Your complaint is that any single world line does not fully utilize all 5 dimensions. But the set of all possible worldlines uses them, so they are fully utilized.
Consider a 3 dimensional substance, with one dimension curled up, which carries quantized waves that all happen to travel at the same speed c. If you know the speed of the particle in two of those dimensions you can compute the speed in the third dimension, so by your argument, there are actually only two dimensions.
What I'm saying here is just because you can mathematically eliminate a redundant piece of information from the description of a physical object certainly does not prove that that piece of information is not a part of the physical object. And eliminating these things can bring you a world of hurt in terms of making your physical intuition more difficult and your mathematics more complicated.
At the moment, if you are unfamiliar with the hundreds of papers written under the assumption of Euclidean relativity, you are not in a position to pass judgement on the efficacy of the technique. If you are not intimately familiar with both techniques you are not in a position to judge one against the other.
You can see that there are people who have studied this thing carefully for years and thought about it deeply, made calculations, rewrote the foundations of physics to fit the new assumption, etc.

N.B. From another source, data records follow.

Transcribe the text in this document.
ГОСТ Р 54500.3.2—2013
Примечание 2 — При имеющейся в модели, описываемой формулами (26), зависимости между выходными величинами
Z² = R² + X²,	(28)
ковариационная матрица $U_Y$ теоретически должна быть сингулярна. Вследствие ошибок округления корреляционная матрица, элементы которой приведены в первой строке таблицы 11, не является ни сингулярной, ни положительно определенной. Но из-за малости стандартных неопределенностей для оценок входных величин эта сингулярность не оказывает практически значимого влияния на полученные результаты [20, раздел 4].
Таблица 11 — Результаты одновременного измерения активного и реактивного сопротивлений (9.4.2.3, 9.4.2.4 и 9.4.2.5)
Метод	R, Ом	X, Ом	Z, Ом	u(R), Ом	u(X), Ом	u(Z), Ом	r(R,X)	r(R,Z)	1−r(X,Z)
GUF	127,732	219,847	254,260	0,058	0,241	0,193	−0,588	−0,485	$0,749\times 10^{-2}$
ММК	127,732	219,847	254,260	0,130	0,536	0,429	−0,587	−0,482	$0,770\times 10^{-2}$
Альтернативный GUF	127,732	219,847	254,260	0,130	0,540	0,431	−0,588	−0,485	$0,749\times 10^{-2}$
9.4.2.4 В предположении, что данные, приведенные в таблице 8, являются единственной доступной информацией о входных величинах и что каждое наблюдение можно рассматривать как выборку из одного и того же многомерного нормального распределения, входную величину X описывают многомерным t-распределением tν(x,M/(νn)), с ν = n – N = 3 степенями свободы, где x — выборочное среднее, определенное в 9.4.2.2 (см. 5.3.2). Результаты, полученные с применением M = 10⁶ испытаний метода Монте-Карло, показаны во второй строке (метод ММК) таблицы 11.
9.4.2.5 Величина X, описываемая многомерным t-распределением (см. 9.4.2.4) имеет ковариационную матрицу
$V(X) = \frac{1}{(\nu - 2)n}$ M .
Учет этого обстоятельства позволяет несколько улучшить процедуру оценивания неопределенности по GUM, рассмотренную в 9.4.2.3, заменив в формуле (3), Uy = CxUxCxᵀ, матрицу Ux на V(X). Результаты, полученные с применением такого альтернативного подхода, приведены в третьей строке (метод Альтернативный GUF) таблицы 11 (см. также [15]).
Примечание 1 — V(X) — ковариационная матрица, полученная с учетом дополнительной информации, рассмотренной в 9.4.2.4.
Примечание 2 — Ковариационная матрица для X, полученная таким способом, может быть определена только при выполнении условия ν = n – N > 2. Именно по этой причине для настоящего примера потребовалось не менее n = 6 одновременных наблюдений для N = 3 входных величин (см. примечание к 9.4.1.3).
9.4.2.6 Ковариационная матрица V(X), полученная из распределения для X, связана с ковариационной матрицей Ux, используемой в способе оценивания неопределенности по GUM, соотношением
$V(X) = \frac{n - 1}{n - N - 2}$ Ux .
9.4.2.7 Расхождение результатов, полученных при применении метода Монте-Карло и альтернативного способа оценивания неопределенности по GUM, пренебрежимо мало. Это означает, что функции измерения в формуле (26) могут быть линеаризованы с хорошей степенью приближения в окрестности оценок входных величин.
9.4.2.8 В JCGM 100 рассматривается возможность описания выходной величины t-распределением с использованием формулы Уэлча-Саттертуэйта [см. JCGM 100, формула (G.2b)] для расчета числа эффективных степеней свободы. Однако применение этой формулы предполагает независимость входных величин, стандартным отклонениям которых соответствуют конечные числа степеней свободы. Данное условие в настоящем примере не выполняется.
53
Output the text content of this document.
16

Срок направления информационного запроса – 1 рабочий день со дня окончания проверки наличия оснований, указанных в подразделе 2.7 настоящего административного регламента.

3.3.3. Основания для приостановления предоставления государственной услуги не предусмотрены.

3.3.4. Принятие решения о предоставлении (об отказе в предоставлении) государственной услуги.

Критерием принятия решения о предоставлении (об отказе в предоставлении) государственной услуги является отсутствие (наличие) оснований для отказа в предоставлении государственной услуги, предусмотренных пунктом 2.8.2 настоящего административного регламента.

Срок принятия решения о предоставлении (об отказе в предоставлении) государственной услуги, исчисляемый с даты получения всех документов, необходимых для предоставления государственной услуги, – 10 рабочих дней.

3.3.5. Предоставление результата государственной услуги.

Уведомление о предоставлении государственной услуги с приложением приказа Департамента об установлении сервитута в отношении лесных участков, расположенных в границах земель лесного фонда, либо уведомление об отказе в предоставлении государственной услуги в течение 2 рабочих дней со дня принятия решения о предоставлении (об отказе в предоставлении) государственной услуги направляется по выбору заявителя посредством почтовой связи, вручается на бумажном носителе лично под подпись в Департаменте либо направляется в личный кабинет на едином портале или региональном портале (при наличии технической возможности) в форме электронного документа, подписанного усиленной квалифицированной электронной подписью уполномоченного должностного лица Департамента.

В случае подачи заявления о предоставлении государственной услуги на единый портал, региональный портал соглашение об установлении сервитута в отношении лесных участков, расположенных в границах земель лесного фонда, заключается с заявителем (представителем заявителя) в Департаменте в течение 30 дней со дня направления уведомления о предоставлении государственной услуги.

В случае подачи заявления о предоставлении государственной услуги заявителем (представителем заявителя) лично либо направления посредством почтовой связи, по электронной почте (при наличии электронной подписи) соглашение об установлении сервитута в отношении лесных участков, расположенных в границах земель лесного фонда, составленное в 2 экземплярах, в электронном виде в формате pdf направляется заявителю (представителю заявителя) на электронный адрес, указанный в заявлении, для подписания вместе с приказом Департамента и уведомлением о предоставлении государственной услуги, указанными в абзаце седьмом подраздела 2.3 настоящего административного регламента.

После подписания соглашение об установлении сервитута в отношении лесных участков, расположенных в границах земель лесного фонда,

Having done this, we tell you that the grass is greener on this side of the fence.
To see the world from this side you will have to relearn the relativity that you already learned once. I admit that this is a mountain to climb. I admit that the only reason I had the time available to waste on this was because the economy turned down and it looked like a good time to take a vacation from my usual employment. Maybe you don't have this luxury. Life is short.
However, if you do decide to make the effort, the view from up here is beautiful and the weather is fine. The road was very difficult, more especially for a particle physicist than most, because it required that I rethink almost everything I thought I knew about particle physics. It looked like a real stupid idea many times to me, but eventually I worked out new ways of explaining the contradictions and they were simpler and more beautiful than the paradoxes that I was taught before.
Having arrived here at great effort, and experiencing great enjoyment, I will never leave, but I recognize that the effort to get here is beyond the capability of most at this time. To leave the fields where 99.99% of physicists live will give you solitude that may be unwelcome for most, and the path will require a nose for elegance that will evade most. It just ain't easy.
In the example of bringing 3 dimensions down to 2 in an unphysical way, one would notice that in 2 dimensions, there actually are two different choices for that undetermined 3rd velocity coordinate. The corresponding choice in Euclidean relativity is the choice of going forwards and backwards in time, as in the Feynman description of antiparticles. See Hans Montanus for a description of this in classical relativity.